After receiving his Bachelor's Degree in 1969 from Beloit College, Barry Bauman attended Graduate School at the University of Chicago. In 1971, he received his Master's Degree in Art History with a specialization in Dutch Baroque painting. One year later he joined the Conservation Department at The Art Institute of Chicago and served the museum for eleven years leaving as the Associate Conservator of Paintings. He has been a visiting conservator with the Boston Museum of Fine Arts and the Philadelphia Museum of Art. In 1982, he was elected a Fellow of the American Institute for Conservation.
The following year Barry Bauman founded the Chicago Conservation Center as a resource facility for the conservation of paintings, works of art on paper, objects, frames, murals and textiles. The Center grew to become the largest private facility in America. Major projects included the conservation of 172 flood-damaged paintings for the Chicago Historical Society and, in a two-million dollar undertaking, the preservation of over 300 WPA and pre-WPA murals for the Chicago Public Schools.
Bauman organized the national symposium, "Grant Writing, Fund Raising and Management Strategy for Conservation Programs." Speakers included representatives from the Institute for Museum Services, the National Endowment for the Arts, the National Endowment for the Humanities and the J. Paul Getty Trust. He has reviewed conservation grants for both the Institute of Museum Services and the Getty Conservation Institute.

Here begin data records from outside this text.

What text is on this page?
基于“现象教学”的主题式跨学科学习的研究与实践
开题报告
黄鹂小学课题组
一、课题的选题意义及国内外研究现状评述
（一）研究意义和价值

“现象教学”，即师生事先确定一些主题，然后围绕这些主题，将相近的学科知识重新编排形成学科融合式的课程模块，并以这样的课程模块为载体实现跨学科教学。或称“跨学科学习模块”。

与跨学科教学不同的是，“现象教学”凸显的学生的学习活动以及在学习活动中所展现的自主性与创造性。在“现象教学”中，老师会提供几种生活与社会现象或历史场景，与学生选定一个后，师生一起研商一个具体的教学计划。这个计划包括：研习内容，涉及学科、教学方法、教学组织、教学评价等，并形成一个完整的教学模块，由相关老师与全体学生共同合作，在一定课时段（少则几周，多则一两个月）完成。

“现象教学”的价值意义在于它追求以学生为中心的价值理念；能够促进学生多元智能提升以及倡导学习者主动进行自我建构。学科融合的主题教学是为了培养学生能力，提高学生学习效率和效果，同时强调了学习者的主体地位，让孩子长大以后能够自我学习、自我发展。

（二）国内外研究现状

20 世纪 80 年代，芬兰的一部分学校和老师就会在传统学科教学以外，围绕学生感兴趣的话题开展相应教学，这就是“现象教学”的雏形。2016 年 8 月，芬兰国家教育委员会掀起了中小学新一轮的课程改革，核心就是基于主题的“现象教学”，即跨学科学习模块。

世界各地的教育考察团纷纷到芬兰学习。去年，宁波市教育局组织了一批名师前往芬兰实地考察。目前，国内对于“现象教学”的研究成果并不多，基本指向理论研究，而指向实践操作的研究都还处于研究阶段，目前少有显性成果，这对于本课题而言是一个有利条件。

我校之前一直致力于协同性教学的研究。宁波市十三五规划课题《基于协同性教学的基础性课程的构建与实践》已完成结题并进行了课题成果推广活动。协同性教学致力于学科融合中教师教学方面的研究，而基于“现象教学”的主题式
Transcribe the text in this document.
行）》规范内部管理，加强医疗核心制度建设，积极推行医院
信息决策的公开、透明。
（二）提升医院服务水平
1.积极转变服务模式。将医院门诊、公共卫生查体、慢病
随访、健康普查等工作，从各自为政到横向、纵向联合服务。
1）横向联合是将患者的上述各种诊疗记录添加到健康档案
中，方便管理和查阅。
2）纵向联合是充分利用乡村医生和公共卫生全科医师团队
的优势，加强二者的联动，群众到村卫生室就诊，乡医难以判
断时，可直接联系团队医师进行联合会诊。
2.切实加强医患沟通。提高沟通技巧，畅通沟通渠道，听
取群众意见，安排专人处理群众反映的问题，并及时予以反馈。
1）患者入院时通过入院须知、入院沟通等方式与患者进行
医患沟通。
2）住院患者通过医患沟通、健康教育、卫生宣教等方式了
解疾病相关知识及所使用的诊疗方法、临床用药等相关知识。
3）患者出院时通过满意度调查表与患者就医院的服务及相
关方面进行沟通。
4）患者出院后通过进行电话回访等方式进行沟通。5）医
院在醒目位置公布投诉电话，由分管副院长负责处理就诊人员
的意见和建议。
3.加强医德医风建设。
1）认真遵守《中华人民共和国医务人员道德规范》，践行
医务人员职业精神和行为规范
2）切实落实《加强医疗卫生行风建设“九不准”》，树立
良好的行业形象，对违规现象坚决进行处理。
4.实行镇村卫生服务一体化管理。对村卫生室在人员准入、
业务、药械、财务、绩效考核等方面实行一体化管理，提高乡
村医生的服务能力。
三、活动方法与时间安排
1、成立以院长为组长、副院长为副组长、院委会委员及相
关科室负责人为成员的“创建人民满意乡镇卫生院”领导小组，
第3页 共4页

Barry Bauman has written articles for The Journal of the American Institute for Conservation and The International Journal of Museum Management . He has been the focus of numerous newspaper, radio and television interviews and his treatment of Theodore Robinson's View of the Columbian Exposition aired on WTTW, Chicago's Public Broadcasting Station. His Case Study, The Demise of Mary Lincoln, was featured in a Sunday New York Times front-page story titled Mary Lincoln I Presume. He has also undertaken government-funded General Conservation Surveys for sixty-seven museums throughout America.
In January of 2004, Barry Bauman left the private sector to establish America's first national conservation laboratory dedicated to offering complimentary conservation services to museums and non-profit organizations. He lives in River Forest, Illinois.